Plus de vingt ans qu’elle est sur le front des violences faites aux femmes. Ses Monologues du vagin ont été joués dans le monde entier. Aujourd’hui, la dramaturge poursuit son combat en publiant Pardon. Une lettre d’excuse qu’elle aurait voulu que son père, qui l’a abusée et battue, lui adresse.
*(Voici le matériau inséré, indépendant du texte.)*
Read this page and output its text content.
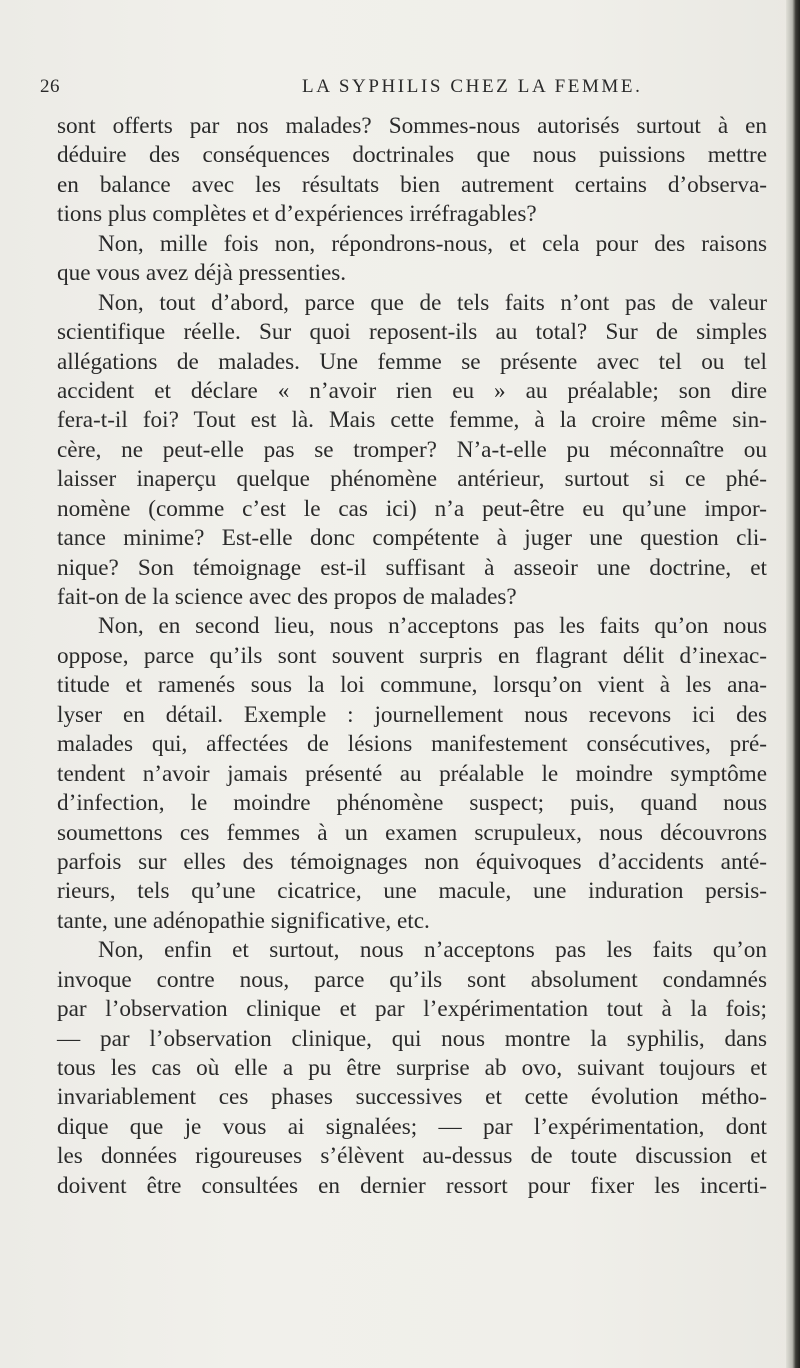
26	LA SYPHILIS CHEZ LA FEMME.
sont offerts par nos malades? Sommes-nous autorisés surtout à en
déduire des conséquences doctrinales que nous puissions mettre
en balance avec les résultats bien autrement certains d’observa-
tions plus complètes et d’expériences irréfragables?
Non, mille fois non, répondrons-nous, et cela pour des raisons
que vous avez déjà pressenties.
Non, tout d’abord, parce que de tels faits n’ont pas de valeur
scientifique réelle. Sur quoi reposent-ils au total? Sur de simples
allégations de malades. Une femme se présente avec tel ou tel
accident et déclare « n’avoir rien eu » au préalable; son dire
fera-t-il foi? Tout est là. Mais cette femme, à la croire même sin-
cère, ne peut-elle pas se tromper? N’a-t-elle pu méconnaître ou
laisser inaperçu quelque phénomène antérieur, surtout si ce phé-
nomène (comme c’est le cas ici) n’a peut-être eu qu’une impor-
tance minime? Est-elle donc compétente à juger une question cli-
nique? Son témoignage est-il suffisant à asseoir une doctrine, et
fait-on de la science avec des propos de malades?
Non, en second lieu, nous n’acceptons pas les faits qu’on nous
oppose, parce qu’ils sont souvent surpris en flagrant délit d’inexac-
titude et ramenés sous la loi commune, lorsqu’on vient à les ana-
lyser en détail. Exemple : journellement nous recevons ici des
malades qui, affectées de lésions manifestement consécutives, pré-
tendent n’avoir jamais présenté au préalable le moindre symptôme
d’infection, le moindre phénomène suspect; puis, quand nous
soumettons ces femmes à un examen scrupuleux, nous découvrons
parfois sur elles des témoignages non équivoques d’accidents anté-
rieurs, tels qu’une cicatrice, une macule, une induration persis-
tante, une adénopathie significative, etc.
Non, enfin et surtout, nous n’acceptons pas les faits qu’on
invoque contre nous, parce qu’ils sont absolument condamnés
par l’observation clinique et par l’expérimentation tout à la fois;
— par l’observation clinique, qui nous montre la syphilis, dans
tous les cas où elle a pu être surprise ab ovo, suivant toujours et
invariablement ces phases successives et cette évolution métho-
dique que je vous ai signalées; — par l’expérimentation, dont
les données rigoureuses s’élèvent au-dessus de toute discussion et
doivent être consultées en dernier ressort pour fixer les incerti-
privilégiés, narcissiques », s’indigne Eve Ensler (ici dans un café
parisien, le 4 octobre). © Laura Lafon pour Causette
On croyait très bien connaître Eve Ensler. Depuis 1996, ses Monologues du vagin sont joués, augmentés, célébrés sur les scènes du monde entier. On les a vus se transformer en ateliers, inspirer le V‑Day, mouvement international de lutte contre les violences faites aux femmes. On a vu Eve Ensler devenir l’une des dramaturges féministes les plus importantes de notre temps tout en restant infiniment proche de nous. Une sorte de confidente de longue date. Et pourtant, on n’imaginait pas que son combat avait été engendré par un insupportable traumatisme. Entre 5 et 16 ans, Eve a été violée, battue et torturée par son père, Arthur Ensler. Trente ans après la mort de cet homme qu’elle haïssait tout en le vénérant, elle décide de prendre sa place et d’écrire la lettre d’excuse qu’elle espérait recevoir de sa part. Ce livre s’appelle Pardon. Il est époustouflant de vérité. En le dédiant à « toutes les femmes qui attendent encore des excuses », Eve Ensler propose une idée simple et pourtant inédite : changer le monde par la lettre, en invitant les responsables de violences sexistes à s’exprimer publiquement pour demander « pardon ».
Causette : Ce livre est un « geste littéraire » hors norme. Le prépariez-vous depuis longtemps ou est-ce une inspiration soudaine ?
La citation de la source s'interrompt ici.